There are still some gaps where it can be tricky - eg, sometimes fixes land that make subtle changes to measurements and it's not possible to identify these externally today. Eg, https://github.com/rhboot/shim/commit/e3325f8100f5a14e0684ff80290e53975de1a5d9 made a subtle change to the format of authentication measurements in some circumstances.

I think those kind of cases could be handled by exposing a list of string "feature flags". eg that example could have a "authority-with-sig-owner" flag. If there were a PE section ".flags" that could expose a list of named feature flags. Any time the code does something that alters the measurements, add another flag. Apps that need to predict shim PCRs can look for the flags and alter their logic accordingly

vittyvk commented 11 months ago

Shim only measures SbatLevel and the CAs used for authenticating things it loads to PCR7, and it's already largely possible to predict these values from a particular shim binary using the information available in the .vendor_cert and .sbatlevel sections. That's what we're doing on Ubuntu Core (although we don't yet parse .sbatlevel) - using those sections and the contents of db, it is possible to compute the values that shim will measure when it starts and when it authenticates other signed binaries.

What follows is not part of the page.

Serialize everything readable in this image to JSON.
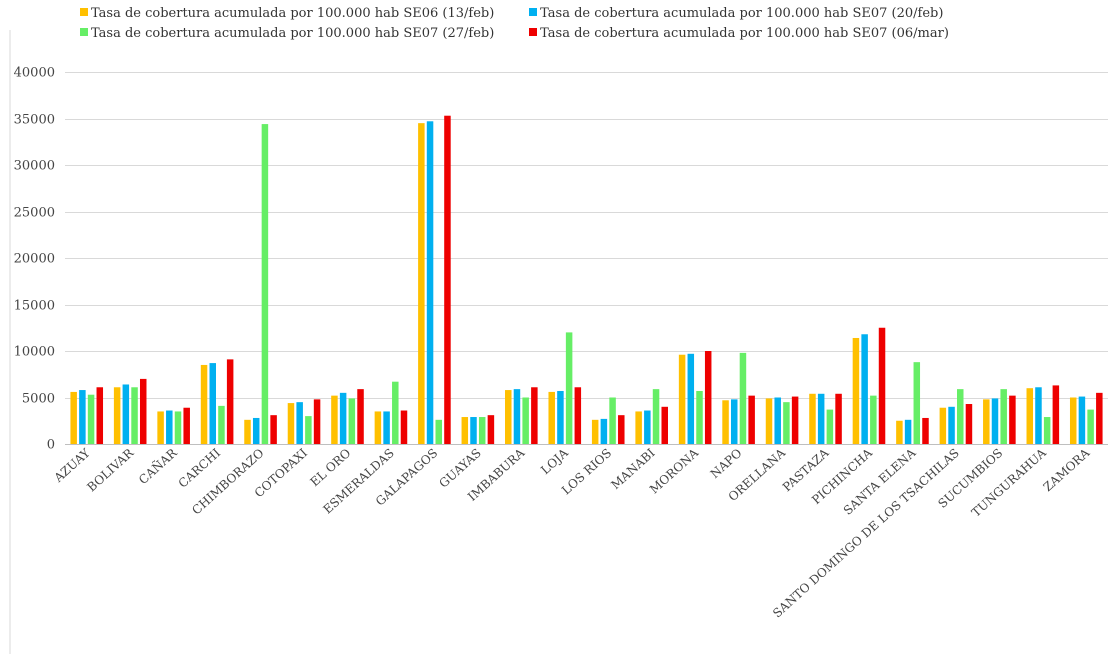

Ah, I missed that there were already separate PE sections for this data, thanks for pointing that out.

Indeed, I missed

commit 0eb07e11b20680200d3ce9c5bc59299121a75388
Author: Chris Coulson <chris.coulson@canonical.com>
Date:   Tue May 31 22:21:26 2022 +0100

    Make SBAT variable payload introspectable

as it is only in shim-15.7 but both Fedora and RHEL I've checked ship 15.6. I'll close this for now as it seems we already have the information available.